The photographs reveal the extensive historical exploitation of the largest flint source in South Asia. They also accomplish a second purpose.
Many of the structures which had lain undisturbed for millenia are now being destroyed or damaged. These sites are currently extensively exploited by Baluchi workers as raw material for road construction.
The enormous scale of flint mining during Harappan times suggests complex systems of organization. Perhaps seasonal workers from Baluchistan worked the flint mines during the winter. Flaked cores and other debris testify to a sophisticated manufacturing process and the export of raw material.
A survey In February 1997 turned up several late Paleolithic workshops full of flint flakes and bladelet cores and other objects. The Acheulian workshop ZPS1 was excavated. The relationship of these Paleolithic materials to Indus artifacts remains to be understood.

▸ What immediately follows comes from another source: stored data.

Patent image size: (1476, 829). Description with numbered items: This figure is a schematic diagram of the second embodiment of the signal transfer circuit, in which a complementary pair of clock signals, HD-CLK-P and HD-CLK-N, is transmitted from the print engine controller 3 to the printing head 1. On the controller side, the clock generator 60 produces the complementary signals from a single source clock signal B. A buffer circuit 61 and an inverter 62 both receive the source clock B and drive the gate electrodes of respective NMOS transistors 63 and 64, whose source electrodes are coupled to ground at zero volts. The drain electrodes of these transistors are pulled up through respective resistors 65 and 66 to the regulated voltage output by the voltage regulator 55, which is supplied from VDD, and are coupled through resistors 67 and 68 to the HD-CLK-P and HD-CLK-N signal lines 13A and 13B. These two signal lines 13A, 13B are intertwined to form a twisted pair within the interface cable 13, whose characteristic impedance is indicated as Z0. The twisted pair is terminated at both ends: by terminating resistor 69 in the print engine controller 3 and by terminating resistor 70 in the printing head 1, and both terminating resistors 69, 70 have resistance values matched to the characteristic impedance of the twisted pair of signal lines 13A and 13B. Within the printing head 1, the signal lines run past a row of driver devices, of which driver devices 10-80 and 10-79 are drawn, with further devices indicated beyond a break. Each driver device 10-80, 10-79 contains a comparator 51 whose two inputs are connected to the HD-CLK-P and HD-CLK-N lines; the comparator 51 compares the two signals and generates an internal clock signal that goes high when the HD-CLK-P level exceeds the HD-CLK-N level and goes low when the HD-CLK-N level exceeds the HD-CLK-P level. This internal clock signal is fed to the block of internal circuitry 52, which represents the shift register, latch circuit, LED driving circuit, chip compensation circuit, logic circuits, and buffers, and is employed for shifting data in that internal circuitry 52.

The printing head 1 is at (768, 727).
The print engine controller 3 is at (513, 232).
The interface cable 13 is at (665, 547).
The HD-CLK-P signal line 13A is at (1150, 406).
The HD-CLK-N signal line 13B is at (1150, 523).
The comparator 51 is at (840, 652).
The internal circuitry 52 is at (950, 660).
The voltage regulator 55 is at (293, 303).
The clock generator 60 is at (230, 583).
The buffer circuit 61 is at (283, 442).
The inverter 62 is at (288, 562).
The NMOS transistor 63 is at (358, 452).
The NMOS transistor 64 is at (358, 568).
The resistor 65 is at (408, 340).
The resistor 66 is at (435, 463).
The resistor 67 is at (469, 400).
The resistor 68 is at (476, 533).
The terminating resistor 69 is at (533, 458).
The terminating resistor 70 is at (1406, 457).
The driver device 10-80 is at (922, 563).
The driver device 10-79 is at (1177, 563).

How was this flint used during the Indus Civilization? The earliest excavations at Mohenjo-daro turned up flint blades and cores in residences. They could have been used to start fire and prepare food. There is clear evidence for the use of flint in the manufacture of stone and shell jewelry and weights.

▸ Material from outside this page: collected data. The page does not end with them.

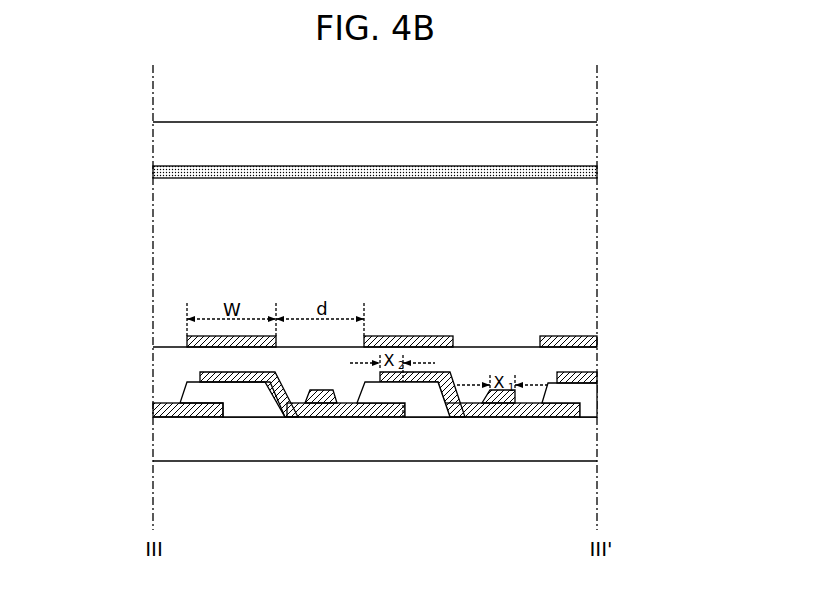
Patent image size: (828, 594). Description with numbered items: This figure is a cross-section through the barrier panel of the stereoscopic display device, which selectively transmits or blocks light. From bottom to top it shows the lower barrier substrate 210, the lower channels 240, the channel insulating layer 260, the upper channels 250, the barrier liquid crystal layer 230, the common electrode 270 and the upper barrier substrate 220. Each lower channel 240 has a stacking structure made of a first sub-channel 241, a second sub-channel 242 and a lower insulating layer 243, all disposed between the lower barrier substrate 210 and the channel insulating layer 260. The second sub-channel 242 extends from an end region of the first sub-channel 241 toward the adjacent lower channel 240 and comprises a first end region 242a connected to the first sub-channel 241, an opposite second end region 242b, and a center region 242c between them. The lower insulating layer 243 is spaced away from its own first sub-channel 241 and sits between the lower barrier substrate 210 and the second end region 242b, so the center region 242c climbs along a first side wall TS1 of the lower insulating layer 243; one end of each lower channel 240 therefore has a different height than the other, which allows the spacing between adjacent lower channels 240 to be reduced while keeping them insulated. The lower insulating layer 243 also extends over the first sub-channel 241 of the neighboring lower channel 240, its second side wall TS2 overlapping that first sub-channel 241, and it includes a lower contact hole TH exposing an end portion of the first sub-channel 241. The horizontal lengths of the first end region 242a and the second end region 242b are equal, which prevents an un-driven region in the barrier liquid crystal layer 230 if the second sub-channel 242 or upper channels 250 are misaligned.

The lower barrier substrate 210 is at (580, 437).
The upper barrier substrate 220 is at (165, 137).
The barrier liquid crystal layer 230 is at (580, 241).
The lower channel 240 is at (375, 469).
The first sub-channel 241 is at (333, 410).
The second sub-channel 242 is at (290, 410).
The first end region 242a is at (539, 449).
The second end region 242b is at (403, 405).
The center region 242c is at (477, 405).
The lower insulating layer 243 is at (240, 400).
The upper channel 250 is at (187, 340).
The channel insulating layer 260 is at (580, 360).
The common electrode 270 is at (585, 172).
The first side wall TS1 is at (268, 390).
The second side wall TS2 is at (348, 413).
The lower contact hole TH is at (548, 393).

However, flint and its uses has typically been neglected by early excavators. A few hundred flint from Mohenjo-daro pale in comparison with the billions of flint flakes in the hills. Flint could have played a religious or ritual role (although contrary to common misconceptions, there is no real evidence for fire worship).
A great deal needs to be learned about the ancient use of flint. What is certain so far is that flint and associated enterprises must have been a major economic element of the Indus Valley period and earlier. Flint from the Rohri mines is also been found at the nearby pre-Indus Culture site of Kot Diji.
The Rohri Hills Project 1993-1998 was undertaken to start answering some of these questions. The investigation of the flint quarries is really only just beginning. The aim is to learn more about the unknown internal flint trade in the ancient Indus Valley.
The results will also greatly increase our knowledge of the earliest human industrial activities. The presence of Paleolithic workshops from different periods indicates that the production of flint played a role in the early development of the human species, as well the birth of the first nearby cities like Kot Diji and Mohenjo-daro.